Divulgação Portos Rio
Portos Rio, que lidera ação iniciada em maio, prevê que aproximadamente 42 embarcações de madeira sejam retiradas da Baía de Guanabara ainda em 2023. Cascos metálicos devem demandar trabalhos mais complexos
A Portos Rio estima que um total de 55 embarcações soçobradas serão retiradas da Baía de Guanabara até o final de 2024. Um levantamento apresentado pela Capitania dos Portos do Rio de Janeiro à autoridade portuária mapeou 42 embarcações de madeira e 13 de aço submersas ou naufragadas na baía. Dentre as unidades fabricadas em aço, quatro estão em litígio na Justiça. A iniciativa liderada pela Portos Rio para remover embarcações e cascos abandonados na Baía de Guanabara é realizada em parceria com, além da capitania, a Secretaria de Estado de Energia e Economia do Mar e o Instituto Estadual do Ambiente (Inea).
A expectativa da Portos Rio é que, pelo menos, as 42 embarcações de madeira que se encontram nessa situação sejam retiradas até o final do ano. “A retirada das [embarcações] de aço é mais complicada. Tem que ter mergulhador, tem que cortar. Mas vamos retirar também. Até o final de 2024, vamos retirar tudo”, disse o diretor-presidente da Portos Rio, Alvaro Savio, durante participação na Conferência Nacional de Direito Marítimo e Portuário, no Rio de Janeiro.
Ele disse que a mobilização inicial levou apenas cinco dias e resultou na remoção da primeira embarcação soçobrada da Baía de Guanabara em menos de um mês — um problema que se arrastava há 15 anos.
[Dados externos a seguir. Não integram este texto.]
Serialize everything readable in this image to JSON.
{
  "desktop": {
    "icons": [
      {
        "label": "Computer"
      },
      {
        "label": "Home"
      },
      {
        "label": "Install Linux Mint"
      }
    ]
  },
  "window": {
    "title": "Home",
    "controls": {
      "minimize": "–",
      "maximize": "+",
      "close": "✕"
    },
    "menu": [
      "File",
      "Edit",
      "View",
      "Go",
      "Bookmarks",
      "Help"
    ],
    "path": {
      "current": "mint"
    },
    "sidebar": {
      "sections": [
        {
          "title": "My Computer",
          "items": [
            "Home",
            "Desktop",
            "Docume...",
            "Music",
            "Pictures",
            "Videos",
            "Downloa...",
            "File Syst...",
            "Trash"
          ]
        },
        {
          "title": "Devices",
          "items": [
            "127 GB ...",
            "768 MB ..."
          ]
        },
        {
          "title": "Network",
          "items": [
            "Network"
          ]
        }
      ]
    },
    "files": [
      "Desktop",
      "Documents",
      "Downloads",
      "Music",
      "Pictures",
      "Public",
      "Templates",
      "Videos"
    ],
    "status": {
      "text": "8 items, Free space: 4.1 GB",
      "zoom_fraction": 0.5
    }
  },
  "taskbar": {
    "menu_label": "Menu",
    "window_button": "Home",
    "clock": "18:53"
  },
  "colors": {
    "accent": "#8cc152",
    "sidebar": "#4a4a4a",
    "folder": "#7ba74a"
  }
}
A iniciativa despertou o interesse de prefeituras do entorno da Baía de Guanabara, como a de Niterói e do Rio de Janeiro. Um dos desafios agora, segundo o presidente da Portos Rio, é levantar recursos junto ao empresariado local para concluir o objetivo. “Agora contamos com empresários que, de alguma forma, ganham dinheiro através da Baía de Guanabara. Precisamos de todos os entes envolvidos nessa operação”, acrescentou Savio.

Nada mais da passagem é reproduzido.